Além de Nilza, Barbosa Lessa deixa saudosos os filhos Guilherme e Valéria. A todos da família, a seus amigos e parentes, o meu abraço solidário.

Deixa também uma sensação de orfandade no Brasil e, em especial, no Rio Grande. Todos nós, gaúchos e brasileiros, devemos muito a Barbosa Lessa. Mesmo os que não estão familiarizados com o valor e a importância do nativismo e do tradicionalismo não podem ficar indiferentes a sua contribuição artística e cultural.

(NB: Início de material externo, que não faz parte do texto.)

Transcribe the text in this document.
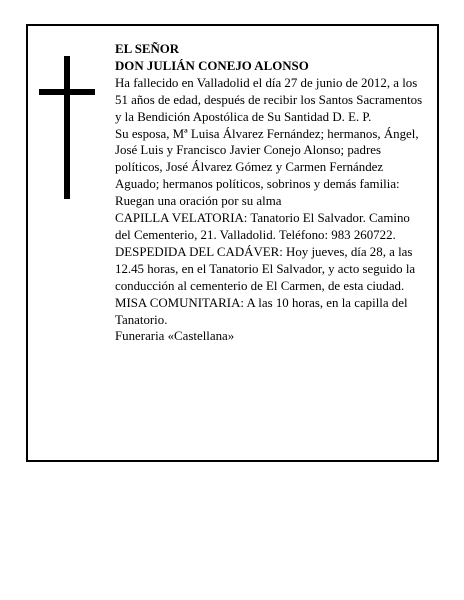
EL SEÑOR

DON JULIÁN CONEJO ALONSO

Ha fallecido en Valladolid el día 27 de junio de 2012, a los 51 años de edad, después de recibir los Santos Sacramentos y la Bendición Apostólica de Su Santidad D. E. P.

Su esposa, Mª Luisa Álvarez Fernández; hermanos, Ángel, José Luis y Francisco Javier Conejo Alonso; padres políticos, José Álvarez Gómez y Carmen Fernández Aguado; hermanos políticos, sobrinos y demás familia:

Ruegan una oración por su alma

CAPILLA VELATORIA: Tanatorio El Salvador. Camino del Cementerio, 21. Valladolid. Teléfono: 983 260722.

DESPEDIDA DEL CADÁVER: Hoy jueves, día 28, a las 12.45 horas, en el Tanatorio El Salvador, y acto seguido la conducción al cementerio de El Carmen, de esta ciudad.

MISA COMUNITARIA: A las 10 horas, en la capilla del Tanatorio.

Funeraria «Castellana»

O Brasil perde um de seus grandes expoentes intelectuais; o Rio Grande, um filho zeloso e bravo defensor de sua tradição e de seus valores. Despeço-me aqui, simbolicamente, do homem Barbosa Lessa, mas a memória e a obra desse historiador, jornalista, poeta, músico, escritor, tradicionalista, nativista, folclorista e advogado devem ser preservadas para a posteridade e permanecer como inspiração para todos nós.

Concluo, Sr. Presidente, Srªs e Srs. Senadores, recitando os versos da música Negrinho do Pastoreio, de autoria de Luiz Carlos Barbosa Lessa:

“Negrinho do Pastoreio

Acendo essa vela para ti

E peço que me devolvas

A querência que perdi

Negrinho do Pastoreio

Traz a mim o meu rincão

Eu te acendo essa velinha

Nela está meu coração

Quero ver o meu pago

Coloreado de pitanga

Quero ver a gauchinha

Brincando na água da sanga

Quero trotear nas coxilhas

Respirando a liberdade

Que eu perdi naquela dia

Que me embrenhei na cidade

Negrinho do Pastoreio

Traz a mim o meu rincão

A velinha está queimando

Aquecendo a tradição”.

            Sr. Presidente, Srªs e Srs. Senadores, é a homenagem de quem está longe do pago e, saudosamente, reconhece e valoriza aqueles que ajudam e ajudaram a construir a história do nosso Estado, o Rio Grande do Sul.

            Muito obrigada, Sr. Presidente.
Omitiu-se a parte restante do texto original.